An Introduction to San Pedro Cactus (Huachuma)

San Pedro Cactus is known by many names in its native habitat of the Andes Mountains of South America and can be found in Colombia, Ecuador, Peru, Argentina, Bolivia and Chile. Depending on the healer and the location of the ceremony you attend, you may hear it called Huachuma (the one that opens new pathways in the mind), Awakoya or Aguacolla (the queen of the flowers), Mi Valiente (the brave one), Giganton (the giant), or CuraLoTodo (that which cures all).

If it is called San Pedro, the healer or community is using the name which refers to the Christian saint who is said to hold the keys to the gates of Heaven. That the cactus was given this name by the Spanish colonialists indicates that they also recognized its sacredness and its ability to connect us to the divine.
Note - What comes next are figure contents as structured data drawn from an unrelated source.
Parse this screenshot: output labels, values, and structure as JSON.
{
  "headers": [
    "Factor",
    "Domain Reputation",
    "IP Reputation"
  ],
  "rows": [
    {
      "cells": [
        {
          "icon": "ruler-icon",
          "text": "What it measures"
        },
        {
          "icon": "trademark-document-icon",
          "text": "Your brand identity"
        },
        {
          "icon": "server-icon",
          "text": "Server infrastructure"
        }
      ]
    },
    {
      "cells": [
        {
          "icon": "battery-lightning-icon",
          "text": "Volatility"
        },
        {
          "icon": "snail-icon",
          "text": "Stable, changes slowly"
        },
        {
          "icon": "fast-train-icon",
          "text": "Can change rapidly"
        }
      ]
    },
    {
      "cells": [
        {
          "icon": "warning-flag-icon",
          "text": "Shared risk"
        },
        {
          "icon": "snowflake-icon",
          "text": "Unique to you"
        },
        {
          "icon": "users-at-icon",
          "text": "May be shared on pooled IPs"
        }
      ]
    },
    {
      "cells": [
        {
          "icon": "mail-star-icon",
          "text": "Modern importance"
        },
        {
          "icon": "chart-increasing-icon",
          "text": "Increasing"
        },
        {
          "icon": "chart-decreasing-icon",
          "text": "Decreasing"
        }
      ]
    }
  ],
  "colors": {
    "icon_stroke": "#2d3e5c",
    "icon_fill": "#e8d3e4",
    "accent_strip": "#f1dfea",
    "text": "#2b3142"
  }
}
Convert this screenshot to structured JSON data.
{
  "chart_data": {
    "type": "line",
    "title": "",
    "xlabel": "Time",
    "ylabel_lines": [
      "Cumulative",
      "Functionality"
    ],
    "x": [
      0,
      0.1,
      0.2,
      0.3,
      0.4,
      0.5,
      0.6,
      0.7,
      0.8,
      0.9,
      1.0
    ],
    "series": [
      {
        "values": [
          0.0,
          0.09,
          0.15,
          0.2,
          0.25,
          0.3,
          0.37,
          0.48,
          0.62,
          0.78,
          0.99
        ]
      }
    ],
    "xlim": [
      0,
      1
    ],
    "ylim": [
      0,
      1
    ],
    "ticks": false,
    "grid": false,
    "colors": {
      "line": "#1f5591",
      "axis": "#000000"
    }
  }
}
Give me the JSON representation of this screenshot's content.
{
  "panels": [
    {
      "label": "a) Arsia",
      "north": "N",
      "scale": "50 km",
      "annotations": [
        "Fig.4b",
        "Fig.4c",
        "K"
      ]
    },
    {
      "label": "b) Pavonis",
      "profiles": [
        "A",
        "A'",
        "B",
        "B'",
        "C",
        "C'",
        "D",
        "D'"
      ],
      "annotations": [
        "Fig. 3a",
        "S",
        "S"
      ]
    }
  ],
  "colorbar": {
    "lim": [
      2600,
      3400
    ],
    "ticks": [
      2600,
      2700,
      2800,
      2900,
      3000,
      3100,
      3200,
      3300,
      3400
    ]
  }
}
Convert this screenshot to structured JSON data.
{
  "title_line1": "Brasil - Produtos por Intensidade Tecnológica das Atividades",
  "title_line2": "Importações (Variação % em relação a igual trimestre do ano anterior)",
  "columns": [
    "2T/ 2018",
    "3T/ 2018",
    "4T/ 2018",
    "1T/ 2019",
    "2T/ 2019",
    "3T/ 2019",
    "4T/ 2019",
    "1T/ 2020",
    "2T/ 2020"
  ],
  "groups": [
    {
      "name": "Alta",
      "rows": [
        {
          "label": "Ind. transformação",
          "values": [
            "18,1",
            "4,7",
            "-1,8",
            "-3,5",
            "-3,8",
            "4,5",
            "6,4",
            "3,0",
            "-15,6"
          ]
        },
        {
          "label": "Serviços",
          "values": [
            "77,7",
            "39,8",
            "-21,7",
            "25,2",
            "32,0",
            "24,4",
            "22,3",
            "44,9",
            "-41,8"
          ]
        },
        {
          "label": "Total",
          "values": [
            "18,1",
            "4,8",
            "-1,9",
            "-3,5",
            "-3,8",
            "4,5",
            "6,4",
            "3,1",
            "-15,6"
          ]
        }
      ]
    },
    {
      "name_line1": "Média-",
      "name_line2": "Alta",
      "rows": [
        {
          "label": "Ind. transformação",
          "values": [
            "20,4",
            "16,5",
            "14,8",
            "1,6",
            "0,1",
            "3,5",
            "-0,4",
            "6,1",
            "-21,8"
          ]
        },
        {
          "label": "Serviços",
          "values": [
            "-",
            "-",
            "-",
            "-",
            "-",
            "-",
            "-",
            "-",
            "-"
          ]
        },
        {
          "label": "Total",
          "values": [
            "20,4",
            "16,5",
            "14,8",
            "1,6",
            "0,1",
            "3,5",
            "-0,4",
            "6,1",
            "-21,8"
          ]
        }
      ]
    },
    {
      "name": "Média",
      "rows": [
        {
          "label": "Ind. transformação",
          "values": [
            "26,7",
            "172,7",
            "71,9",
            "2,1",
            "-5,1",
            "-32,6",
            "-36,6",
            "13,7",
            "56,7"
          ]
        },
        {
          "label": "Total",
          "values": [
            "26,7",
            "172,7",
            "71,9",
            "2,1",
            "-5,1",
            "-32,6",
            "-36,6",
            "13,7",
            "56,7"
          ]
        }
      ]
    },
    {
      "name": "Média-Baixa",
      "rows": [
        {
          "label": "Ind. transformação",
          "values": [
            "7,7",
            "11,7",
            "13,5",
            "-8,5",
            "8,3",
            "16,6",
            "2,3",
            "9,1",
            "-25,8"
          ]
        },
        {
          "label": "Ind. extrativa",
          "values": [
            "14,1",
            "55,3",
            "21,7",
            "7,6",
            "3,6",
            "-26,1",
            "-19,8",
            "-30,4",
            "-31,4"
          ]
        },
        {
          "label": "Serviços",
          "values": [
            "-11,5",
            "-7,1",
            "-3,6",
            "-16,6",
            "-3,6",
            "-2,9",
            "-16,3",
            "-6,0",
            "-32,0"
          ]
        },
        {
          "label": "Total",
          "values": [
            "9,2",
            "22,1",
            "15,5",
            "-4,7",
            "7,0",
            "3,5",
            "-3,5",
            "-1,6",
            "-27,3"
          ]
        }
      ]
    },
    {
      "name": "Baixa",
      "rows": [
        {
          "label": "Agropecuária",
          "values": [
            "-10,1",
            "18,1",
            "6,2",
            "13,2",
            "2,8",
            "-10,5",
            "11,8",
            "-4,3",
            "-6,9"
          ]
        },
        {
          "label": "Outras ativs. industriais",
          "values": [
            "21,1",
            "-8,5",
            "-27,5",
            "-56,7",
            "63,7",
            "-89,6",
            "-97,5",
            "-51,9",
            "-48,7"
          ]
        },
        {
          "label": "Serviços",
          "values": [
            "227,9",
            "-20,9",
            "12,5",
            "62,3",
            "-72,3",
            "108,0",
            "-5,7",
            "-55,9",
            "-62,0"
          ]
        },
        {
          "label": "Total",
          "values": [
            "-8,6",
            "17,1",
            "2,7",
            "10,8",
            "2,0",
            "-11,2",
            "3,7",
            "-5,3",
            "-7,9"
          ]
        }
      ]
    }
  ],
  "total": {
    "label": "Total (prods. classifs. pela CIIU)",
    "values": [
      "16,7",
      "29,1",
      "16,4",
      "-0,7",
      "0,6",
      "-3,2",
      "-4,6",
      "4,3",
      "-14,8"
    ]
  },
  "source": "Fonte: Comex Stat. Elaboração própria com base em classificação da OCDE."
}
No matter what it´s called, traditional healers of the Americas consider San Pedro Cactus to be one of the 7 master plants of the Americas, along with Ayahuasca (Yagé/Yajé), Peyote (Hikuri), Yopo, Psilocybin Mushrooms (Ongos), Tobacco, and Coca Leaf. It is capable of healing all levels of our beings.

If you are carrying physical toxins, it will cause you to purge. If you are holding on to emotional stress, it will cause you to release that stress either through physical purging, tears, laughter, or another form of expression. As one of the master plants of the Americas it also has the power to address ancestral karma and allow us to heal our parents, grandparents, and our ancestors.

Although Huachuma leads to the same type of healing, self-knowledge and clarity as Ayahuasca, it is recommendable to resist the temptation of comparing the two. The two sacred medicines are distinct in how they interact with the participant, a difference which can be attributed to a variety of factors. One is from the jungle and the other from the Andes. Ayahuasca is a vine that grows over and around surrounding plants while San Pedro Cactus is a cactus that likes space and solitude. The totem of Ayahuasca is the jaguar while San Pedro is more commonly associated with the silent and graceful flight of the condor.

The active hallucinogenic alkali in San Pedro Cactus is mescalin (the same active ingredient in Peyote), and the plant has been used for at least 3,500 years for its healing properties. The oldest known historical record of the ceremonial use of plant is from 1,300 BC and comes from the Temple of Chavin de Huantar in Northern Peru. It is a statue of a huachumero, or male Huachuma healer, holding the plant.

Individuals who have had the opportunity to partake in traditional San Pedro Cactus ceremonies cite increased clarity, an ability to hear and follow their intuitions, improved communication skills, the reaffirmation of self-love, a surge of courage to address tension points in personal relationships, an intense feeling of connection to Mother Earth and the elements, and a magnified sense of gratitude for the blessings in their lives. The cactus is said to heal in a loving way, as indicated by the beautiful and pungent flower that is produces, but don´t be deceived; this plant demands respect, focus, humility, and discipline to work with.

San Pedro Cactus ceremonies can be held in a ceremonial hut or outside depending on the tradition and location. It is said that in ancient times the plant was taken in the darkness of caves, alone, in order for the patient or healer to find his or her internal light. Many of the ceremonies in the Andes begin with an offering either to the earth or to the ceremonial fire. The offering can come in the form of tobacco, coca leaf, food, water, or other symbolically significant or sacred materials for the community holding the ceremony. The offering is often made in order to ask for permission to hold the ceremony, for the healing of all of the participants, for protection to be provided by the guardian spirits of the territory, and to honor those who dedicated their lives to keeping the tradition and ceremony intact. A San Pedro Cactus ceremony which begins this way and also includes power objects and medicine being placed on an altar in front of the healer may be referred to as una Mesa Andina.

After the offering participants may receive the medicine in dry powder and / or tea form. Each person will eat and drink the amount prescribed by the healer. At this point the healer may lead the ceremony in a number of different directions, but it is not uncommon for him or her to allow the fire to die down and encourage the group to enter into a state of meditation that will be sustained throughout the night. He or she may also offer a traditional ceremonial prayer accompanied by the sonaja and / or the tambor in the form of song. Yet another path would be for the healer to light a ceremonial tobacco, sometimes rolled in corn husk, and state the intention of the ceremony, give thanks, and pray for the participants´ healing.

Huachuma may also be offered in 4 tobacco ceremonies, during which 4 ceremonial tobaccos are offered in prayer. This ceremonial design is taken from North American and Mexican peyote ceremonies.

The effects of the plant can last between 7 and 14 hours and may come on gradually. As with all master plants, it gives each ceremony participant what he or she needs in that moment, nothing more and nothing less. In my experience (over 100 ceremonies), the best way to approach the plant is with respect and without expectations. Give thanks for it coming into your body and into your life, and meditate with gratitude. This plant is known to work primarily with the heart chakra and will increase your ability to put your mind in service of your values and intuition if you trust its powers.